The Guardian brings us this little nugget today: A former prisoner at a labor camp in Jixi reports that prisoners are being forced to mine “virtual gold” online for up to 12 hours at a time, in addition to their daily physical labor. If you’re unfamiliar with the term “gold farming”, it basically refers to the building up of online currency (like weapons, credits, character levels, whathaveyou) with hours of play, which is then sold for real money to gamers. From the Guardian:
“Prison bosses made more money forcing inmates to play games than they do forcing people to do manual labour,” Liu told the Guardian. “There were 300 prisoners forced to play games. We worked 12-hour shifts in the camp. I heard them say they could earn 5,000-6,000rmb [£470-570] a day. We didn’t see any of the money. The computers were never turned off.”
Liu, who’s 56, was imprisoned for petitioning over local corruption, probably one of the saddest convictions out there in China. While gold farming, he says prisoners faced physical abuse for failure to reach virtual quotas.
“If I couldn’t complete my work quota, they would punish me physically. They would make me stand with my hands raised in the air and after I returned to my dormitory they would beat me with plastic pipes. We kept playing until we could barely see things,” he said.
It all sounds like something out of a dystopian cybercentric future where virtual “electro-gulags” (h/t @relevantorgans) are full of wrongfully-convicted laborers toiling online until their eyes bleed to provide fat pimply teenagers with their next lvl up. Except that it’s happening now.
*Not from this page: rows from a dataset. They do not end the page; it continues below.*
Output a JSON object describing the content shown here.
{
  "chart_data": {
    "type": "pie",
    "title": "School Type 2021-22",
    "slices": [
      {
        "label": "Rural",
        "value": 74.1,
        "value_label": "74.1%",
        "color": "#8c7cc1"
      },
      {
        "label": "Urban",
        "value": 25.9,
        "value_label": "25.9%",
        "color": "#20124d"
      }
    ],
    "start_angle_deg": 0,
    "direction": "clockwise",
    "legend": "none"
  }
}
Gold farming is anything but a new concept here in China. Nicknamed “playbourers” by some, online farmers produced an estimated £1.2 billion (about $2 billion) in virtual currency back in 2008. With online gaming subscriptions growing, demand for virtual currencies will only rise further in the future. With little or no regulation by the government, it probably means this is just the beginning for virtual prison labor in China.